Petugas kesehatan menyemprotkan cairan disinfektan kepada WNI ABK Diamond Princess dan barang bawaan saat turun dari kapal di Yokohama, Jepang, Minggu (2/3/3030). Pemerintah mengevakuasi 69 WNI ABK Diamond Princess yang dinyatakan negatif COVID-19 untuk dipulangkan ke tanah air dan diosevasi di pulau Sebaru Kecil, Kepulauan Seribu. ANTARA FOTO/HO - KBRI Tokyo
03 Maret 2020 12:17 WIB Fitri Sartina Dewi News Share :

Harianjogja.com, JAKARTA – Dua warga Depok Jawa Barat dinyatakan positif Virus Corona atau Covid-19. Komisi Informasi Pusat menyatakan bahwa pengungkapakan identitas pribadi penderita virus corona ke publik merupakan pelanggaran hak-hak pribadi.

Pernyataan tersebut disampaikan untuk menanggapi tersebarnya identitas penderita virus Corona di Depok Jawa Barat yang berisi daftar anggota keluarga, profesi hingga tempat kerja yang bersangkutan. 

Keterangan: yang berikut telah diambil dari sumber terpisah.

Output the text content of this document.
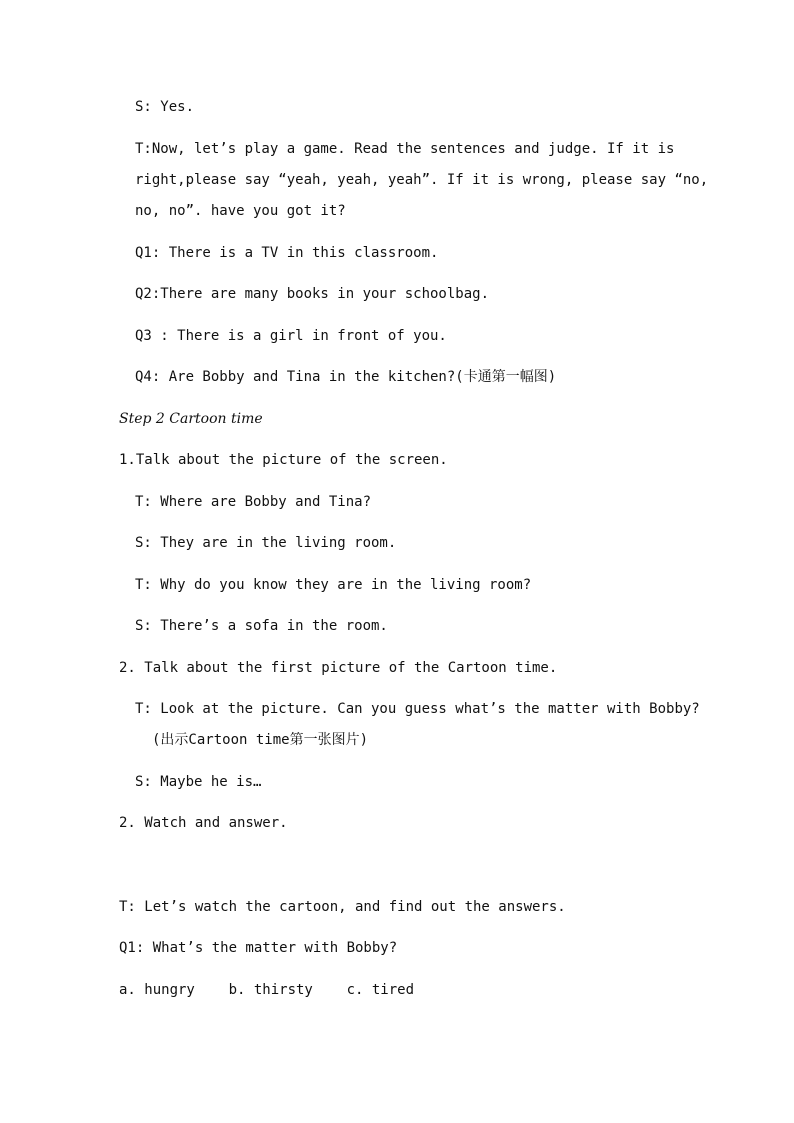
S: Yes.
T:Now, let’s play a game. Read the sentences and judge. If it is
right,please say “yeah, yeah, yeah”. If it is wrong, please say “no,
no, no”. have you got it?
Q1: There is a TV in this classroom.
Q2:There are many books in your schoolbag.
Q3 : There is a girl in front of you.
Q4: Are Bobby and Tina in the kitchen?(卡通第一幅图)
Step 2 Cartoon time
1.Talk about the picture of the screen.
T: Where are Bobby and Tina?
S: They are in the living room.
T: Why do you know they are in the living room?
S: There’s a sofa in the room.
2. Talk about the first picture of the Cartoon time.
T: Look at the picture. Can you guess what’s the matter with Bobby?
(出示Cartoon time第一张图片)
S: Maybe he is…
2. Watch and answer.
T: Let’s watch the cartoon, and find out the answers.
Q1: What’s the matter with Bobby?
a. hungry    b. thirsty    c. tired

Komisioner Komisi Informasi Pusat Arif A. Kuswardono menyatakan aturan mengenai pengungkapan identitas diri seseorang di ranah publik tertuang dalam UU No. 14 Tahun 2008 tentang Keterbukaan Informasi Publik. Sesuai pasal 17 huruf h dan i, informasi pribadi dikecualikan bila terkait dengan riwayat, kondisi anggota keluarga, perawatan kesehatan fisik dan psikis seseorang.

Oleh sebab itu, pengungkapan identitas penderita Corona secara terbuka adalah pelanggaran hak-hak pribadi. Menurutnya, informasi pribadi hanya bisa diungkap atas ijin yang bersangkutan atau jika terkait pengisian jabatan publik.

“Oleh karena itu, publik dan petugas dihimbau agar menghormati hak tersebut dan tidak membagi atau menyebarkan informasi pribadi pasien yang bersangkutan di media sosial atau tempat lain,” ujar Arif dalam keterangan tertulis, Selasa (3/3/2020). 

Dia menjelaskan bahwa perlindungan atas identitas pribadi ini dijamin dalam pasal 29 g UUD1945 yang menyebutkan bahwa setiap orang berhak atas perlindungan diri pribadi, keluarga, kehormatan, martabat dan harta benda yang berada dibawah kekuasaannya serta berhak atas rasa aman dan perlindungan dari ancaman ketakutan untuk berbuat atau tidak berbuat sesuatu yang merupakan hak asasi.

Selain itu, Media juga diminta memberitakan secara bijaksana kejadian yang menimpa ibu dan anak yang positif terinfeksi virus corona.

Menurutnya, ketidakhati-hatian dan kekurangcermatan dapat menyebabkan viktimisasi yang bersangkutan dan berpotensi melanggar Kode Etik Jurnalistik terkait perlindungan hak pribadi.

Arif menegaskan bahwa prinsip yang sama berlaku terhadap identitas pribadi WNI yang kini menjalani karantina di Pulau Sebaru Kepulauan Seribu maupun yang sudah kembali ke masyarakat.